Puella Magi Madoka Magica isn’t what you’d expect. The packaging of the new Australian release of the 12 episode series – with twee artwork of porcelain, prepubescent girls – suggests a cutesy series of magical girls and their heart-warming triumphs. The Blu-ray title screens, the opening credits and hell, the bulk of the first three episodes all seem to reassert this assumption. But while Puella Magi Madoka Magica is indebted to the magical girl tropes popular in Japanese animation, it offers an immeasurably darker take on that material than you could imagine.
More than I could imagine, too. I wasn’t ready for how incredibly grim, how devastating the series was going to be when I picked it up. This might be credited to my lack of familiarity with modern anime; after all, this series is one of the most popular of the recent generation. To review the series with even a skerrick of depth requires unpacking some of its many deceptions, so if this sounds like your kind of show – if, say, you’d like to see a series at the intersection of Sailor Moon, Neon Genesis Evangelion and even Berserk – I’d recommend you tap out right about now.
Still with me?
Okay, here’s the logline then: imagine if Luna from Sailor Moon – the cute little cat who guides Sailor Moon in her path to love and justice – was actually an agent of the Dark Kingdom. That’s Puella Magi Madoka Magica, a series that turns magical girl tropes inside out to reveal a sinister viscera of exploitation and agony.
When we first meet pink-haired Madoka (Aoi Yūki) and her blue-rinse best friend Sayaka (Eri Kitamura/Sarah Williams), they seem like ordinary anime high schoolers, but we’ve seen the opening credits and the like: we know they’re destined to become magical girls. So it doesn’t really come as a surprise when they stumble upon actual magical girls – first the stern, menacing Homura (Chiwa Saitō/Cristina Vee), then the statuesque Mami (Kaori Mizuhashi/Carrie Keranen). When a cutesy sidekick named Kyubey (Emiri Katō/Cassandra Lee) offers to turn them into magical girls in return for granting a wish, it seems like we’re ready for the story to begin proper.

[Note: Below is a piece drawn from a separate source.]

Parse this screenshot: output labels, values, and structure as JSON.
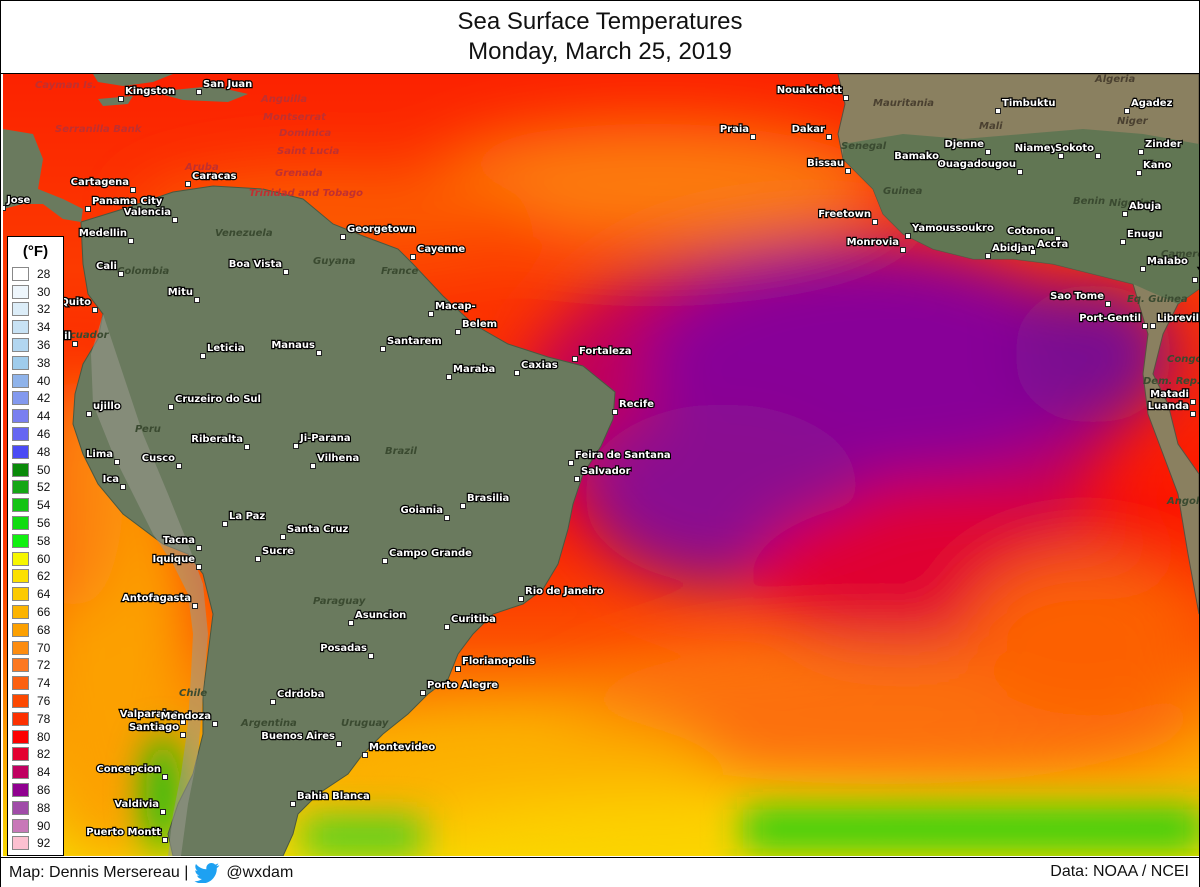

Over the next couple of episodes, it gradually becomes clear that we’re not about to be treated to a modern-day interpretation of Sailor Moon, with charming-if-klutzy protagonists and paper tiger villains. For starters, neither Sayaka or Madoka jump at the chance to accept Kyubey’s bargain. Isn’t this a show about magical girls? Why aren’t they becoming said magical girls? You get a wish granted and magical powers with which to fight witches and look cool doing it! There’s a thoughtfulness here, though, a sense of reflection and recognition that what’s easy isn’t always right. The animation style reinforces the distinctive tone; the character designs are vibrant, but the world they move through seems muted and drained of colour.

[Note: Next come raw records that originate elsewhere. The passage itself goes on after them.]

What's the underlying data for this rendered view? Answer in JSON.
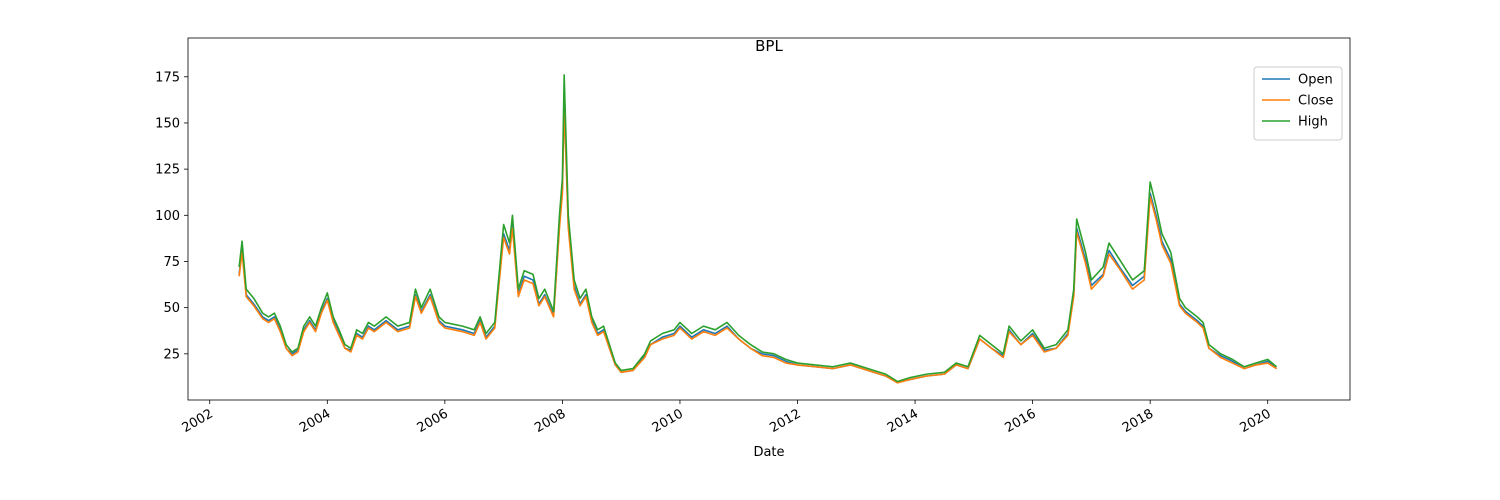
{
  "chart_data": {
    "type": "line",
    "title": "BPL",
    "xlabel": "Date",
    "x": [
      2002.5,
      2002.55,
      2002.62,
      2002.75,
      2002.9,
      2003.0,
      2003.1,
      2003.2,
      2003.3,
      2003.4,
      2003.5,
      2003.6,
      2003.7,
      2003.8,
      2003.9,
      2004.0,
      2004.1,
      2004.2,
      2004.3,
      2004.4,
      2004.5,
      2004.6,
      2004.7,
      2004.8,
      2005.0,
      2005.2,
      2005.4,
      2005.5,
      2005.6,
      2005.75,
      2005.9,
      2006.0,
      2006.3,
      2006.5,
      2006.6,
      2006.7,
      2006.85,
      2006.9,
      2007.0,
      2007.1,
      2007.15,
      2007.25,
      2007.35,
      2007.5,
      2007.6,
      2007.7,
      2007.85,
      2007.95,
      2008.0,
      2008.03,
      2008.1,
      2008.2,
      2008.3,
      2008.4,
      2008.5,
      2008.6,
      2008.7,
      2008.8,
      2008.9,
      2009.0,
      2009.2,
      2009.4,
      2009.5,
      2009.7,
      2009.9,
      2010.0,
      2010.2,
      2010.4,
      2010.6,
      2010.8,
      2011.0,
      2011.2,
      2011.4,
      2011.6,
      2011.8,
      2012.0,
      2012.3,
      2012.6,
      2012.9,
      2013.2,
      2013.5,
      2013.7,
      2013.9,
      2014.2,
      2014.5,
      2014.7,
      2014.9,
      2015.1,
      2015.3,
      2015.5,
      2015.6,
      2015.8,
      2016.0,
      2016.2,
      2016.4,
      2016.6,
      2016.7,
      2016.75,
      2016.9,
      2017.0,
      2017.2,
      2017.3,
      2017.5,
      2017.7,
      2017.9,
      2018.0,
      2018.1,
      2018.2,
      2018.35,
      2018.5,
      2018.6,
      2018.8,
      2018.9,
      2019.0,
      2019.2,
      2019.4,
      2019.6,
      2019.8,
      2020.0,
      2020.15
    ],
    "series": [
      {
        "name": "Open",
        "color": "#1f77b4",
        "values": [
          68,
          82,
          57,
          52,
          45,
          43,
          45,
          38,
          28,
          25,
          27,
          38,
          43,
          38,
          48,
          55,
          43,
          36,
          28,
          27,
          36,
          34,
          40,
          38,
          43,
          38,
          40,
          57,
          48,
          57,
          43,
          40,
          38,
          36,
          43,
          34,
          40,
          57,
          90,
          81,
          95,
          57,
          67,
          65,
          52,
          57,
          46,
          95,
          114,
          165,
          95,
          62,
          52,
          57,
          43,
          36,
          38,
          28,
          19,
          15,
          16,
          24,
          30,
          34,
          36,
          40,
          34,
          38,
          36,
          40,
          33,
          28,
          25,
          24,
          21,
          19,
          18,
          17,
          19,
          16,
          13,
          9.5,
          11,
          13,
          14,
          19,
          17,
          33,
          28,
          24,
          38,
          30,
          36,
          27,
          28,
          36,
          57,
          93,
          76,
          62,
          68,
          81,
          71,
          62,
          67,
          112,
          100,
          86,
          76,
          52,
          48,
          43,
          40,
          28,
          24,
          21,
          17,
          19,
          21,
          17
        ]
      },
      {
        "name": "Close",
        "color": "#ff7f0e",
        "values": [
          67,
          80,
          56,
          51,
          44,
          42,
          44,
          37,
          28,
          24,
          26,
          37,
          42,
          37,
          47,
          54,
          42,
          35,
          28,
          26,
          35,
          33,
          39,
          37,
          42,
          37,
          39,
          56,
          47,
          56,
          42,
          39,
          37,
          35,
          42,
          33,
          39,
          56,
          88,
          79,
          93,
          56,
          65,
          63,
          51,
          56,
          45,
          93,
          112,
          160,
          93,
          60,
          51,
          56,
          42,
          35,
          37,
          28,
          19,
          15,
          16,
          23,
          30,
          33,
          35,
          39,
          33,
          37,
          35,
          39,
          33,
          28,
          24,
          23,
          20,
          19,
          18,
          17,
          19,
          16,
          13,
          9.3,
          11,
          13,
          14,
          19,
          17,
          33,
          28,
          23,
          37,
          30,
          35,
          26,
          28,
          35,
          56,
          91,
          74,
          60,
          67,
          79,
          70,
          60,
          65,
          110,
          98,
          84,
          74,
          51,
          47,
          42,
          39,
          28,
          23,
          20,
          17,
          19,
          20,
          17
        ]
      },
      {
        "name": "High",
        "color": "#2ca02c",
        "values": [
          72,
          86,
          60,
          55,
          47,
          45,
          47,
          40,
          30,
          26,
          28,
          40,
          45,
          40,
          50,
          58,
          45,
          38,
          30,
          28,
          38,
          36,
          42,
          40,
          45,
          40,
          42,
          60,
          50,
          60,
          45,
          42,
          40,
          38,
          45,
          36,
          42,
          60,
          95,
          85,
          100,
          60,
          70,
          68,
          55,
          60,
          48,
          100,
          120,
          176,
          100,
          65,
          55,
          60,
          45,
          38,
          40,
          30,
          20,
          16,
          17,
          25,
          32,
          36,
          38,
          42,
          36,
          40,
          38,
          42,
          35,
          30,
          26,
          25,
          22,
          20,
          19,
          18,
          20,
          17,
          14,
          10,
          12,
          14,
          15,
          20,
          18,
          35,
          30,
          25,
          40,
          32,
          38,
          28,
          30,
          38,
          60,
          98,
          80,
          65,
          72,
          85,
          75,
          65,
          70,
          118,
          105,
          90,
          80,
          55,
          50,
          45,
          42,
          30,
          25,
          22,
          18,
          20,
          22,
          18
        ]
      }
    ],
    "xlim": [
      2001.63,
      2021.4
    ],
    "xticks": [
      2002,
      2004,
      2006,
      2008,
      2010,
      2012,
      2014,
      2016,
      2018,
      2020
    ],
    "ylim": [
      0,
      196
    ],
    "yticks": [
      25,
      50,
      75,
      100,
      125,
      150,
      175
    ],
    "legend": "upper right"
  }
}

As the series progresses, the narrative darkens to suit its palette. It’s not even three episodes in before one of the core cast is killed off, and she’s not the only last. By the back half of the season, we learn that these ‘magical girls’ are in fact incubating witches themselves, their journey from hope to despair powering an ancient alien race’s attempts to fend off the universe’s heat death. The speed of Puella Magi Madoka Magica’s descent into darkness is in fact one of its chief storytelling strengths; rather than spend a handful of episode on idle character development, the show’s writers waste no time launching into the layers of deception enveloping its characters. The character development there is plays as vital rather than incidental, carefully concealing some truly astounding twists in the final episodes. (I’ve hinted at a good chunk of them, but I dare not spoil the reveal found in episode ten.)
For a show about young women exploited – without their knowledge – to serve an unfeeling system, it’d be easy to reduce Puella Magi Madoka Magica to its subtext. But it’s testament to the strength of the show that, despite the efficiency of its storytelling, it primarily resonates as a deeply personal story. Once we come to understand the true protagonist of the story (it’s not Madoka, but beyond that, my lips are sealed), the smallest gestures are magnified tenfold.
The emotional resonance of the series is aided by its innovative, expressive animation style. In particular, when the magical girls face off against the witches – which is less often than you’d expect – the witches’ “labyrinths” are drawn in a vivid, scrapbook style that’s in stark contrast to the sketchy darkness of the outside world. Where so many anime series opt for stock character designs and backgrounds, Puella Magi Madoka Magica vividly draws you into its protagonist’s mind through its unique art design.
I admit to some reservations when it comes to the final pair of episodes; I’ve heard it rumoured that, in the wake of the 2011 earthquake/tsunami, the creators pulled back on the darker themes for a more hopeful conclusion. Perhaps that’s true. But while the last couple of episodes don’t quite have the same punch as the string of reveals preceding them, there’s a beautiful symmetry in how despair ultimately turns to hope. A beautiful, thoughtful series – a must-see.